The AI That Sees Its Own Impact
The Deutsche Bank Research Institute asked dbLumina to assess AI’s implications for the economy, labour markets and specific sectors. The tool’s self-assessment was blunt: data-rich sectors with automatable tasks, particularly financial services and technology, face the greatest disruption.
Within finance, wealth management stands out. The global robo-advisory market is projected to grow from $7.39 billion in 2023 to $72 billion by 2032, with assets under management reaching $2.33 trillion by 2028. That growth trajectory points to a fundamental shift in how financial advice is delivered.
Who’s Most at Risk
Beyond wealth management, dbLumina identified algorithmic trading, fraud detection and customer service as areas already being reshaped by AI. Jobs involving structured data processing — including some forms of accounting, auditing and paralegal work — are also exposed.
For those looking to stay ahead, the report points to roles requiring emotional intelligence, manual dexterity or strategic leadership. Nursing, education, construction and C-suite positions are among those considered more resilient.
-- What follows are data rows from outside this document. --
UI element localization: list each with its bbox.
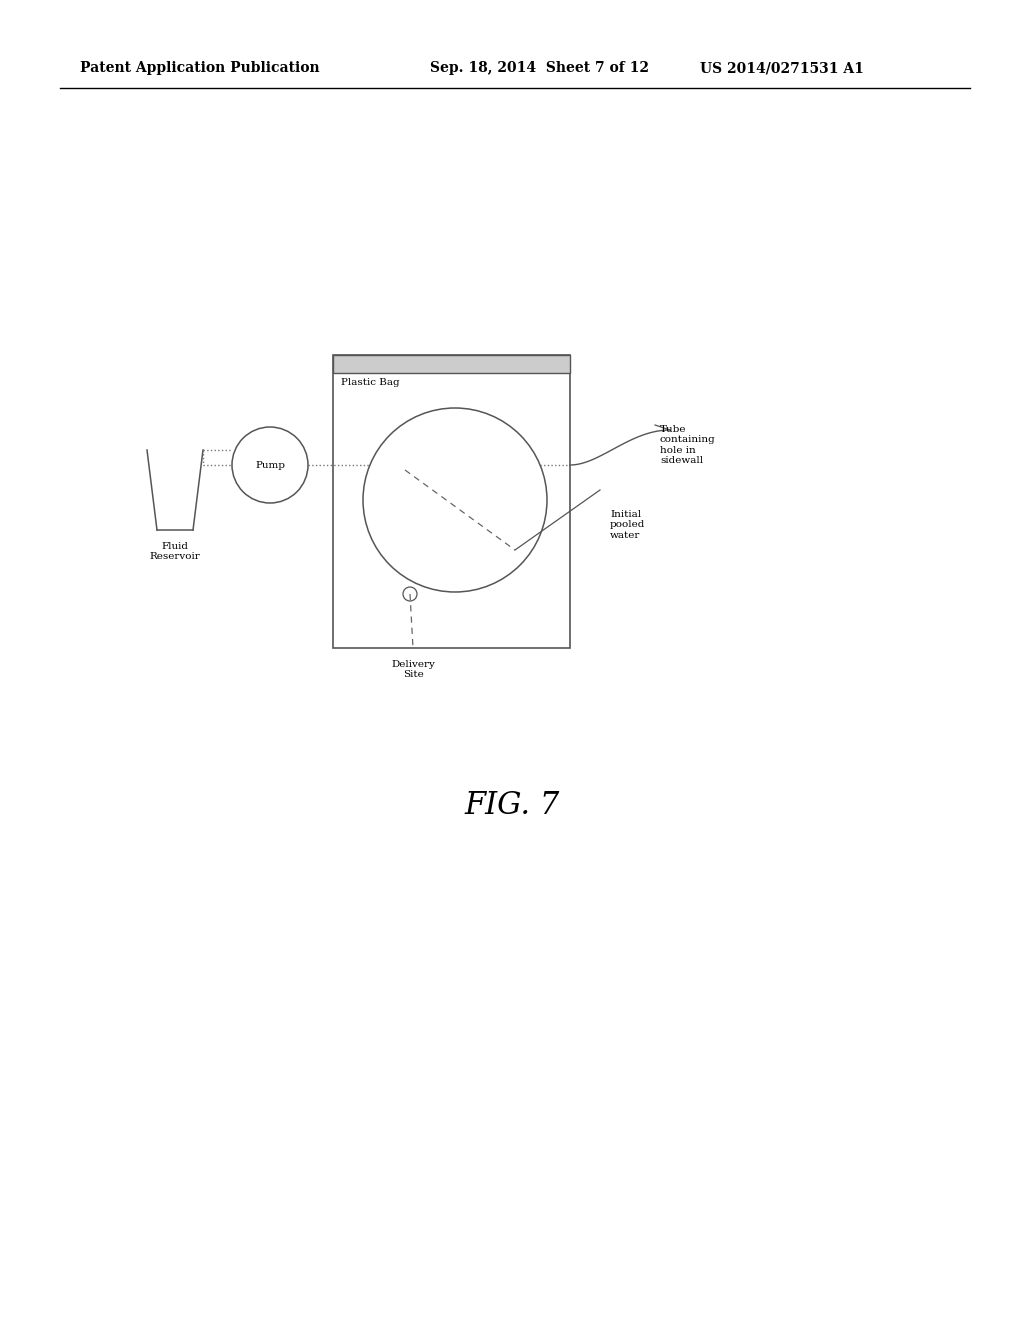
Text: FIG. 7: FIG. 7 [464,789,560,821]
Text: Patent Application Publication: Patent Application Publication [80,61,319,75]
Circle shape [232,426,308,503]
Text: Fluid
Reservoir: Fluid Reservoir [150,543,201,561]
Circle shape [403,587,417,601]
Text: Tube
containing
hole in
sidewall: Tube containing hole in sidewall [660,425,716,465]
Bar [333,355,570,648]
Bar [333,355,570,374]
Text: Pump: Pump [255,461,285,470]
Text: Plastic Bag: Plastic Bag [341,378,399,387]
Circle shape [362,408,547,591]
Text: US 2014/0271531 A1: US 2014/0271531 A1 [700,61,864,75]
Text: Delivery
Site: Delivery Site [391,660,435,680]
Text: Sep. 18, 2014  Sheet 7 of 12: Sep. 18, 2014 Sheet 7 of 12 [430,61,649,75]
Text: Initial
pooled
water: Initial pooled water [610,510,645,540]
Alternatively, dbLumina suggests embracing the shift directly through careers in prompt engineering, AI ethics and AI training — roles that exist precisely because of the technology’s expansion.
Looking Forward
The report adds to growing evidence that AI disruption in financial services is not hypothetical. With a major bank’s own AI tool confirming the trend, the question for finance professionals is less about whether change is coming and more about how quickly roles will evolve and what new skills will be required.